Getting Data In

Default values for CSV lookups that don't match?

plucas_splunk
Splunk Employee
Splunk Employee

I have a vehicle fleet lookup table like:

vehicle_id,vehicle_year,vehicle_type,vehicle_ends,vehicle_agency,vehicle_livery
1,1912,"A",2,"San Francisco Municipal Railway","San Francisco Municipal Railway"
228,1934,"",2,"Blackpool Tramways","Blackpool Tramways"
578,1896,"G",2,"Market Street Railway","Market Street Railway"
737,1952,"PCC",1,"Brussels, Belgium","Zurich, Switzerland"
1807,1928,"Milan",1,"Milan, Italy","Milan, Italy (1928)"

A transforms.conf file like:

[Historic_fleet]
filename = Historic_fleet.csv

And a props.conf file like:

[NextBus]
category = Custom
disabled = false
LOOKUP-fleet = Historic_fleet vehicle_id

This all works fine. However, there are occasionally other vehicles out that are busses. They have their own vehicle_ids that are not in the lookup table. What I want is to have any vehicle_id that is not found to map to a vehicle_type=bus. I'd like to do this automatically so I don't have to do it for every query I write.

I'm aware that a lookup table can have a default value, but how do you specify that a default value of, say, bus, is supposed to go into the vehicle_type field?

Can I do this with static tables?

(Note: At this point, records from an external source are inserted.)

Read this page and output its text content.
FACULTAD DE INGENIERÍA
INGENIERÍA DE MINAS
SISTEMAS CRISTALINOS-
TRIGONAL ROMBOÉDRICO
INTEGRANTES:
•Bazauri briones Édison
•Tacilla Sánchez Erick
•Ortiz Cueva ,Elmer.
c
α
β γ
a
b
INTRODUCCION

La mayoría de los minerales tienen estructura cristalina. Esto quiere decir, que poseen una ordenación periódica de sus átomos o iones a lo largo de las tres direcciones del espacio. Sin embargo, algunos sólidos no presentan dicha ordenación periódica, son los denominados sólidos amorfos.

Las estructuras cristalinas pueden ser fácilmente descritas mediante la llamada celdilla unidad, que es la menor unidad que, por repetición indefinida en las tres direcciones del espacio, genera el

Or must I resort to using an external lookup Python script?

0 Karma

woodcock
Esteemed Legend

There is nothing really automatic that doesn't overkill like @lguinn said, but you can do this manually:

... | lookup YourLookup | fillnull value="bus" vehicle_type

Or like this:

...  | eval vehicle_type="bus" | lookup YourLookup

Or even like this:

... | lookup YourLookup | eval vehicle_type=coalesce(vehicle_type, "bus")

You can add this to a macro (e.g. default_to_bus_vehicle_lookup) to make it centrally manageable and "automaticish".

0 Karma

lguinn2
Legend

The default value that you specify is placed into all fields that are returned from the lookup, when there is no match. Default values work with static tables.

I highly recommend setting a default value for lookup tables. It is an excellent solution to this sort of problem.